Antwoord :Enkele tips voor het veilig verplaatsen en positioneren zijn onder meer het beoordelen van de behoeften van de persoon, het gebruik van de juiste lichaamsmechanismen en effectief communiceren met de persoon die u verplaatst.
3. Hoe verplaats je een patiënt van bed naar een stoel?
Antwoord :Om een patiënt van een bed naar een stoel te verplaatsen, moet u de apparatuur voorbereiden, de behoeften van de persoon beoordelen en de juiste lichaamsmechanismen gebruiken om hem of haar veilig te verplaatsen.
Hoofdstuk 8:Assisteren bij dagelijkse levensverrichtingen (ADL's)
1. Wat zijn enkele van de meest voorkomende ADL’s?
Antwoord :Enkele van de meest voorkomende ADL's zijn onder meer baden, aankleden, eten, naar het toilet gaan en lopen.
2. Hoe kun je iemand met een ADL helpen?
Antwoord :U kunt iemand met een ADL helpen door fysieke hulp, emotionele steun en aanmoediging te bieden.
3. Wat zijn enkele uitdagingen bij het assisteren van patiënten met ADL’s?
Antwoord :Enkele van de uitdagingen bij het helpen van patiënten met ADL zijn onder meer hun veiligheid, hun privacy en bescheidenheid, en hun emotionele welzijn.
Hoofdstuk 9:Infectiebeheersing
1. Wat is infectiebeheersing?
Antwoord :Infectiebeheersing is het proces waarbij de verspreiding van infecties wordt voorkomen.
2. Wat zijn enkele van de meest voorkomende soorten infecties?
Antwoord :Enkele van de meest voorkomende soorten infecties zijn wondinfecties, urineweginfecties en luchtweginfecties.
3. Hoe kan een infectie worden verspreid?
Antwoord :Infectie kan worden verspreid door contact met een geïnfecteerde persoon, contact met besmette oppervlakken of voorwerpen, en via de lucht.
4. Wat zijn enkele manieren om infectie te voorkomen?
Antwoord :Enkele manieren om infectie te voorkomen zijn onder meer het regelmatig wassen van uw handen, het bedekken van uw mond en neus als u hoest of niest, en het desinfecteren van oppervlakken die mogelijk besmet zijn.
5. Wat zijn de tekenen en symptomen van infectie?
Antwoord :De tekenen en symptomen van infectie zijn onder meer koorts, koude rillingen, vermoeidheid, spierpijn en pijn.
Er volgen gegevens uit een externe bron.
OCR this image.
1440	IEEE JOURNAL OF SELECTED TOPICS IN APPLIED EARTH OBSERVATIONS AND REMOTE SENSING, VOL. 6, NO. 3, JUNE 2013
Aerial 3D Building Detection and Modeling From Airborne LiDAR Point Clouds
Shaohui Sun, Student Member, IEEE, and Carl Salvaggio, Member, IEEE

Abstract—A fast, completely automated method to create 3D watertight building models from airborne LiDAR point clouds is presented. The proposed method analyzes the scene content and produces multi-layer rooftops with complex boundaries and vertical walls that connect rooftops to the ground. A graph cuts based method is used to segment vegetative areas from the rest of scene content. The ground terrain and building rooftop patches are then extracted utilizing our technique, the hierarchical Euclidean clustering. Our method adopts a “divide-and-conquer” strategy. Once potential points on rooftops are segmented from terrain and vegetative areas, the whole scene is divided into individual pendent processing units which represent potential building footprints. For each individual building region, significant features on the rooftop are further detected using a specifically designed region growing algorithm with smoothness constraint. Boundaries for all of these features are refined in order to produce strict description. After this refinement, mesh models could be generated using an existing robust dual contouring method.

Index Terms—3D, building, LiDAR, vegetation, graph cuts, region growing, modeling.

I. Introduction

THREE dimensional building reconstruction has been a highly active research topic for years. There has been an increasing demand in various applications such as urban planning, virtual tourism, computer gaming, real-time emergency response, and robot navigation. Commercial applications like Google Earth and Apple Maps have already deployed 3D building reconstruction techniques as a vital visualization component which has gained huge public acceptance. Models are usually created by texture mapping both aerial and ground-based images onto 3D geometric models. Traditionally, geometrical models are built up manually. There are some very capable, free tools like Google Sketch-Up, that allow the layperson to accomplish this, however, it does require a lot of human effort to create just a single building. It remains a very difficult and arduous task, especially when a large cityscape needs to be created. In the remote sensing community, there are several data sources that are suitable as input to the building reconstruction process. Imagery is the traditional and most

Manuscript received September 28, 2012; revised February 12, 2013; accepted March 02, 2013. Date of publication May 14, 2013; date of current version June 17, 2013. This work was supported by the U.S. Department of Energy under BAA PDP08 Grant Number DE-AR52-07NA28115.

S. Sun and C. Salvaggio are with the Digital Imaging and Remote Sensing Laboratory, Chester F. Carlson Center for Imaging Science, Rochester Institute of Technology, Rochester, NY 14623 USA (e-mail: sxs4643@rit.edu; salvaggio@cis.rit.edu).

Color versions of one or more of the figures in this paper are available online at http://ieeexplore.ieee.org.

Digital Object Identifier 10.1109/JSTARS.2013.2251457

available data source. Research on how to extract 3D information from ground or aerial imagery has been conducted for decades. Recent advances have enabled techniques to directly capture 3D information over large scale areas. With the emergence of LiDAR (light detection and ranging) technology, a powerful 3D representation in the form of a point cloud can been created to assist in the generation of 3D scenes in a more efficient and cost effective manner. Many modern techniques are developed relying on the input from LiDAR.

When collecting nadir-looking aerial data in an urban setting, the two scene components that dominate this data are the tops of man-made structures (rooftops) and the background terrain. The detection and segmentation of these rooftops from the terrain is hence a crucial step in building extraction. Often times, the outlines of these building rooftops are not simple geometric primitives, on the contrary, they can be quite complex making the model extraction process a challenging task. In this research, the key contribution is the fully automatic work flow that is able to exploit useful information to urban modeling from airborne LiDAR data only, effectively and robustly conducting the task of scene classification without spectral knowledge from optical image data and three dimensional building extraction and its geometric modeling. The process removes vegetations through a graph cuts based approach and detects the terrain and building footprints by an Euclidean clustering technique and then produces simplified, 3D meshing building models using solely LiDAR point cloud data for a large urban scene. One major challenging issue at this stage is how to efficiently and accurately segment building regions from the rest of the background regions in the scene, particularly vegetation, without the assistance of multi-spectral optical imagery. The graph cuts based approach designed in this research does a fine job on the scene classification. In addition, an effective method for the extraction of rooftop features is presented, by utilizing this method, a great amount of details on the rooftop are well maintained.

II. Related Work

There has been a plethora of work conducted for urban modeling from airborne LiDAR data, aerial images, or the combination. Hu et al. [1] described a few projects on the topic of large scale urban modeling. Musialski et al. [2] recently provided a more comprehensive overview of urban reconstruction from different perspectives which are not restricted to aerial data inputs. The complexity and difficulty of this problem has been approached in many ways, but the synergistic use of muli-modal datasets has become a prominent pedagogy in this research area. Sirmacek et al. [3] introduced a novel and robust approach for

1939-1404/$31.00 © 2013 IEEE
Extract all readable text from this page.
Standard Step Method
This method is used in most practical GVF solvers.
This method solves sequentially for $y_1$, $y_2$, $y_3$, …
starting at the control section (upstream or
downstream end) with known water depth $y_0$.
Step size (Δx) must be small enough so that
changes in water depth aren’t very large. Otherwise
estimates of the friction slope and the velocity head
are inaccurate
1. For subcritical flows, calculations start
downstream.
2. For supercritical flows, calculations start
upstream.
Module 4:Onafhankelijkheid en welzijn bevorderen
Hoofdstuk 10:Onafhankelijkheid bevorderen
1. Wat is onafhankelijkheid in de verpleging?
Antwoord :Onafhankelijkheid in de verpleging verwijst naar het vermogen van een patiënt om dagelijkse levensactiviteiten (ADL's) uit te voeren zonder hulp van een beroepsbeoefenaar in de gezondheidszorg.
2. Wat zijn de stadia van onafhankelijkheid in de verpleegkunde?
Antwoord :De stadia van onafhankelijkheid in de verpleegkunde zijn:afhankelijk, afhankelijk/onafhankelijk, intermitterend onafhankelijk en onafhankelijk.
3. Hoe kunnen verpleegassistenten de onafhankelijkheid van patiënten bevorderen?
Antwoord :Verpleegassistenten kunnen de onafhankelijkheid van patiënten bevorderen door ondersteuning en aanmoediging te bieden, patiënten nieuwe vaardigheden aan te leren en hen te helpen hun omgeving aan hun behoeften aan te passen.
4. Wat zijn de voordelen van het bevorderen van de onafhankelijkheid bij patiënten?
Antwoord :Het bevorderen van de onafhankelijkheid van patiënten kan hun gevoel van eigenwaarde verbeteren, het risico op vallen en andere ongelukken verminderen en hun herstel van ziekte of letsel versnellen.
Hoofdstuk 11:Welzijn bevorderen
1. Wat is welzijn in de verpleging?
Antwoord :Welzijn in de verpleegkunde verwijst naar de fysieke, mentale en emotionele gezondheid van patiënten en hun algehele gevoel van tevredenheid.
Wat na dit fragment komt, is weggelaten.